FACT CHECK: Does The Fire Suppression System In Yale’s Beinecke Library Cut Off Oxygen If There Is A Fire, Killing Those Inside?

Brad Sylvester | Fact Check Editor

An image shared on Facebook claims the fire suppression system at Yale University’s Beinecke Library cuts off all oxygen during a fire, killing “all who are inside in order to protect the rare books.”

Verdict: False

Beinecke Library uses a fire suppression system that is safe for humans, according to the communications director for the library.

Fact Check:

The image shows a screen grab of a viral 2018 tweet that features pictures of Yale University’s Beinecke Rare Book and Manuscript Library. The library houses “one of the largest and most dynamic collections of rare books and manuscripts in the world,” including an original Gutenberg Bible, according to its website.

The tweet claims that “if a fire starts in the library, all the oxygen leaves the building killing all who are inside in order to protect the rare books.” That claim, however, is incorrect, according to the communications director for the library.

“It is false information,” said Michael Morand, the communications for Beinecke Library, in an email to Check Your Fact. “Like scores of cultural heritage institutions, this library uses a clean agent fire suppression system that is safe for humans.”

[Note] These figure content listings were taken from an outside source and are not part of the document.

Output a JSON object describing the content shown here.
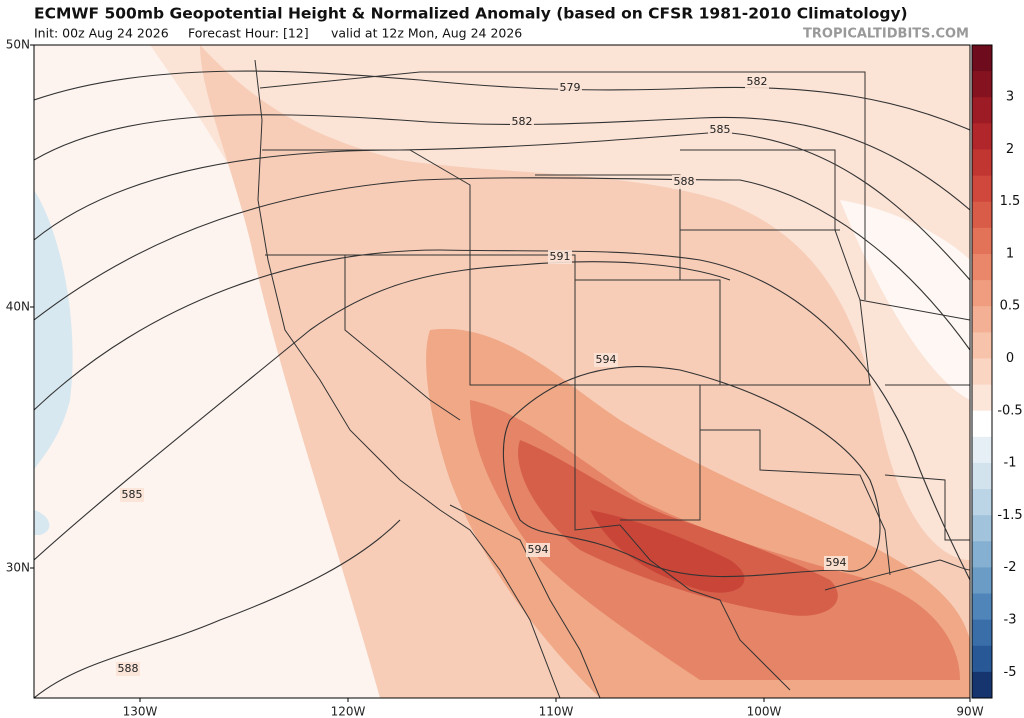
{
  "header": {
    "title": "ECMWF 500mb Geopotential Height & Normalized Anomaly (based on CFSR 1981-2010 Climatology)",
    "subtitle": [
      "Init: 00z Aug 24 2026",
      "Forecast Hour: [12]",
      "valid at 12z Mon, Aug 24 2026"
    ],
    "source": "TROPICALTIDBITS.COM"
  },
  "map": {
    "lat_labels": [
      "50N",
      "40N",
      "30N"
    ],
    "lon_labels": [
      "130W",
      "120W",
      "110W",
      "100W",
      "90W"
    ],
    "contour_labels": [
      "579",
      "582",
      "582",
      "585",
      "588",
      "591",
      "594",
      "594",
      "594",
      "585",
      "588"
    ]
  },
  "colorbar": {
    "ticks": [
      3,
      2,
      1.5,
      1,
      0.5,
      0,
      -0.5,
      -1,
      -1.5,
      -2,
      -3,
      -5
    ]
  }
}
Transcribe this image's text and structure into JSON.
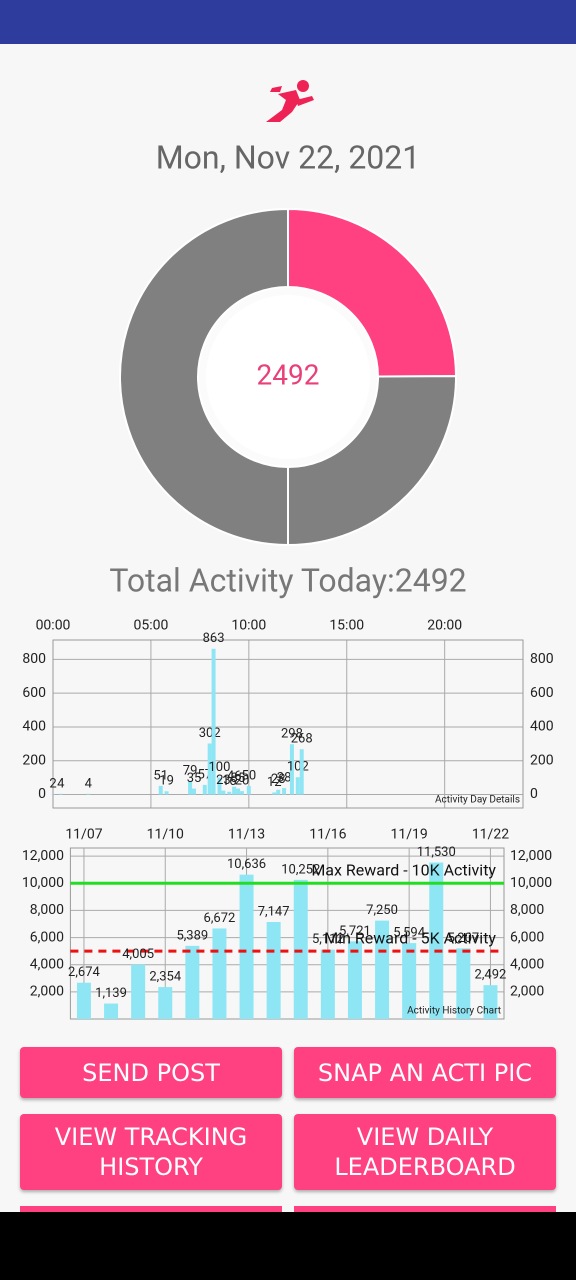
{
  "date": "Mon, Nov 22, 2021",
  "total_label": "Total Activity Today:2492",
  "buttons": [
    "SEND POST",
    "SNAP AN ACTI PIC",
    "VIEW TRACKING HISTORY",
    "VIEW DAILY LEADERBOARD"
  ],
  "chart_data": [
    {
      "type": "donut",
      "center_label": "2492",
      "values": [
        2492,
        2508,
        5000
      ],
      "colors": [
        "#ff4081",
        "#808080",
        "#808080"
      ]
    },
    {
      "type": "bar",
      "description": "Activity Day Details",
      "color": "#8ee6f5",
      "grid": true,
      "x": [
        0,
        0.4,
        1.8,
        5.5,
        5.8,
        7.0,
        7.2,
        7.75,
        8.0,
        8.2,
        8.5,
        8.7,
        9.0,
        9.25,
        9.45,
        9.65,
        10.0,
        11.3,
        11.5,
        11.8,
        12.2,
        12.5,
        12.7
      ],
      "values": [
        2,
        4,
        4,
        51,
        19,
        79,
        35,
        57,
        302,
        863,
        100,
        23,
        16,
        46,
        35,
        20,
        50,
        12,
        28,
        38,
        298,
        102,
        268
      ],
      "xlim": [
        0,
        24
      ],
      "xticks": [
        {
          "value": 0,
          "label": "00:00"
        },
        {
          "value": 5,
          "label": "05:00"
        },
        {
          "value": 10,
          "label": "10:00"
        },
        {
          "value": 15,
          "label": "15:00"
        },
        {
          "value": 20,
          "label": "20:00"
        }
      ],
      "ylim": [
        -80,
        915
      ],
      "yticks": [
        0,
        200,
        400,
        600,
        800
      ]
    },
    {
      "type": "bar",
      "description": "Activity History Chart",
      "color": "#8ee6f5",
      "grid": true,
      "categories": [
        "11/07",
        null,
        null,
        "11/10",
        null,
        null,
        "11/13",
        null,
        null,
        "11/16",
        null,
        null,
        "11/19",
        null,
        null,
        "11/22"
      ],
      "values": [
        2674,
        1139,
        4005,
        2354,
        5389,
        6672,
        10636,
        7147,
        10252,
        5112,
        5721,
        7250,
        5594,
        11530,
        5207,
        2492
      ],
      "value_labels": [
        "2,674",
        "1,139",
        "4,005",
        "2,354",
        "5,389",
        "6,672",
        "10,636",
        "7,147",
        "10,252",
        "5,112",
        "5,721",
        "7,250",
        "5,594",
        "11,530",
        "5,207",
        "2,492"
      ],
      "ylim": [
        0,
        12600
      ],
      "yticks": [
        {
          "value": 2000,
          "label": "2,000"
        },
        {
          "value": 4000,
          "label": "4,000"
        },
        {
          "value": 6000,
          "label": "6,000"
        },
        {
          "value": 8000,
          "label": "8,000"
        },
        {
          "value": 10000,
          "label": "10,000"
        },
        {
          "value": 12000,
          "label": "12,000"
        }
      ],
      "lines": [
        {
          "name": "Max Reward - 10K Activity",
          "value": 10000,
          "color": "#22dd22",
          "dashed": false
        },
        {
          "name": "Min Reward - 5K Activity",
          "value": 5000,
          "color": "#ee1111",
          "dashed": true
        }
      ]
    }
  ]
}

The Fire Suppression Systems Association (FSSA) describes clean agents as “gaseous fire suppressing agents” that have undergone “extensive toxicity testing to prove they are compatible with people and safe to use in occupied areas.” Morand told Check Your Fact that the library “upgraded the clean agent first suppression system to Ecaro” five years ago, when the library underwent renovations, and that it is a “widely-used, safe, and greener fire protection system.”

The FSSA states on its website that clean agents such as Ecaro are “safe for humans.” Ecaro “extinguishes a fire by a combination of chemical and physical mechanisms” and is “safe for use in occupied spaces without fear of oxygen deprivation,” according to information on the website of ORR Protection Systems, a company that specializes in fire protection equipment.

Prior to the renovations in 2016, the library also utilized a human-safe fire suppression system. Stephen Jones, the former head of access services at Beinecke Library, told Yale Daily News in 2010 that the library had a fire-extinguishing system that used a “combination of halon and Inergen gases” to combat any potential fire. Inergen is a “breathable gaseous extinguishing agent” that reduces the oxygen concentration and increases the carbon dioxide concentration in the air to prevent fire while “allowing persons to breathe as they egress the hazard area,” according to a document from the National Institute of Standards and Technology.

“They do lower the percentage of oxygen, but not enough to kill any librarians,” Jones told Yale Daily News in 2010. (RELATED: Is The Ronald Reagan Presidential Library In Danger Of Closing Permanently Due To Coronavirus?)

The Beinecke Library has been the subject of various myths for decades, according to Yale Daily News.